Contributing¶
We'd love you to contribute to the TNP Statistic Library!
Issues¶
Questions, feature requests and bug reports are all welcome as discussions or issues.
To make it as simple as possible for us to help you, please include the output of the following call in your issue:
python -c "import tnp_statistic_library.version; print(tnp_statistic_library.version.version_info())"
Please try to always include the above unless you're unable to install the TNP Statistic Library or know it's not relevant to your question or feature request.
Adding New Metrics¶
This guide walks you through the complete process of adding a new statistical metric to the TNP Statistic Library. The library follows a consistent pattern that makes it straightforward to add new metrics while maintaining code quality and consistency.
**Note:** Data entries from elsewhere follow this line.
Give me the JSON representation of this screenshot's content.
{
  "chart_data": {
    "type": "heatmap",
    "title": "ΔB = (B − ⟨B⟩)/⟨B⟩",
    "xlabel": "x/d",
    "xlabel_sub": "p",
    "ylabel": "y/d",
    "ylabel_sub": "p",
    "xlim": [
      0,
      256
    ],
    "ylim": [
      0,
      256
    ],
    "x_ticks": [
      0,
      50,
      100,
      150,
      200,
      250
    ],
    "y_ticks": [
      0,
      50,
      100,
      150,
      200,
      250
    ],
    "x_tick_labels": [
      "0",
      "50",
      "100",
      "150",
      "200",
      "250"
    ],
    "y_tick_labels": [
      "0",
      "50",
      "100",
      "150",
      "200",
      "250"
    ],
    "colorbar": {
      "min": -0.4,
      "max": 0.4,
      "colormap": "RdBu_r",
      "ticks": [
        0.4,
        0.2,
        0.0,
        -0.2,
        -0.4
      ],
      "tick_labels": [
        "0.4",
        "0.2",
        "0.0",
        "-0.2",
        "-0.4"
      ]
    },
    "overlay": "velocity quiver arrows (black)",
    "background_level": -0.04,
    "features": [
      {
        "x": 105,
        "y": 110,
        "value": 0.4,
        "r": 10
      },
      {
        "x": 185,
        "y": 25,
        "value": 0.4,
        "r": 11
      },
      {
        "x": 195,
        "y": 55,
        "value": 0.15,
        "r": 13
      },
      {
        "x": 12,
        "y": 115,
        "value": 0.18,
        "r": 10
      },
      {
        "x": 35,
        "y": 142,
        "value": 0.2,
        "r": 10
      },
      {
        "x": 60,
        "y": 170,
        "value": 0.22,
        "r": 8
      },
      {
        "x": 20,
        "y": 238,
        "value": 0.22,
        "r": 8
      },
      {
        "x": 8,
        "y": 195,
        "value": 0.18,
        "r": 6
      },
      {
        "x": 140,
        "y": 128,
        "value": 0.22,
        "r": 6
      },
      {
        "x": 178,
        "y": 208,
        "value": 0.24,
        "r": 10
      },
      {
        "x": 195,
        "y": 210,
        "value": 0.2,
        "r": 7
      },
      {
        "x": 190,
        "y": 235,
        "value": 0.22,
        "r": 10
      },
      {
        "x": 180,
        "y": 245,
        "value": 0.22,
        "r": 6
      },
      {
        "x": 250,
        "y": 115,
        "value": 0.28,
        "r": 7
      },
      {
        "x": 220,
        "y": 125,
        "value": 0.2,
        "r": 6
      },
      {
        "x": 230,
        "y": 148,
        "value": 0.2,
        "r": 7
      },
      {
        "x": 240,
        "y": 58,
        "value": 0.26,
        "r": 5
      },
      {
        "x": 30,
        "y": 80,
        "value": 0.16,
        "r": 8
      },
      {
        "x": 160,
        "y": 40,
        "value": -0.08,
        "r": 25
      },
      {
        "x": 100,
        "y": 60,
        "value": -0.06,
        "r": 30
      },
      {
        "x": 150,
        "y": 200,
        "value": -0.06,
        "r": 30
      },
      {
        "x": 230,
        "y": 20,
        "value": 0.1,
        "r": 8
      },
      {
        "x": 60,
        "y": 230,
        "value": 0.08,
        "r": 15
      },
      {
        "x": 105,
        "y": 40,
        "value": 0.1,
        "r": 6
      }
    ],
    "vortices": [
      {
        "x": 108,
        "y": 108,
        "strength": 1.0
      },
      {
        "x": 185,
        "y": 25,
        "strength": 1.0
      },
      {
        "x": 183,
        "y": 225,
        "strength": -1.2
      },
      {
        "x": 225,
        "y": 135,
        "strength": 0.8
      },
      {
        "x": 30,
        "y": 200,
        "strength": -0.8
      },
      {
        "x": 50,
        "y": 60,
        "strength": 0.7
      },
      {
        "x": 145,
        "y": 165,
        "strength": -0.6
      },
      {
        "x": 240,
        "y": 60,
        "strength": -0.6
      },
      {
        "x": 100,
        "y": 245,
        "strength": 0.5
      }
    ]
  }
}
Overview of the Metric Architecture¶
The library uses a layered architecture:
- Internal Implementation (
tnp_statistic_library/_internal/metrics/): Core metric classes and configuration - Public API (
tnp_statistic_library/metrics/): User-friendly helper functions - Tests (
tests/metrics/): Comprehensive test coverage - Documentation (
docs/): API documentation and examples
Step 1: Design Your Metric¶
Before coding, define:
- Metric name: Use descriptive, lowercase names with underscores (e.g.,
my_custom_metric) - Data formats supported: Decide if your metric supports:
record: Individual observation datasummary: Pre-aggregated summary data- Both formats
- Required inputs: What columns/parameters does your metric need?
- Outputs: What statistics will your metric return?
Step 2: Create Helper Functions (Recommended)¶
Create reusable helper functions for your calculations. These should:
- Be pure functions that operate on Polars expressions
- Handle edge cases (zero division, null values, etc.)
- Be placed at the top of your metric module
- Follow the naming convention:
calculate_{metric}_expressionsfor shared logic
Example helper function structure:
import polars as pl
def calculate_my_metric_expressions(input_expr1: pl.Expr, input_expr2: pl.Expr) -> dict[str, pl.Expr]:
"""Calculate shared expressions for my metric.
Args:
input_expr1: First input expression
input_expr2: Second input expression
Returns:
Dictionary mapping output column names to Polars expressions
"""
# Handle division by zero using Polars when() expression
result_expr = pl.when(input_expr2 != 0).then(input_expr1 / input_expr2).otherwise(None)
return {
"input1": input_expr1,
"input2": input_expr2,
"result": result_expr,
}
Step 3: Create Configuration Classes¶
Define one config per data format using the core registry and validation markers.
Each config inherits from MetricConfigBase and is registered with @register_config.
Marker Cheat Sheet¶
Column fields use marker metadata (instead of Column(...)) to describe constraints.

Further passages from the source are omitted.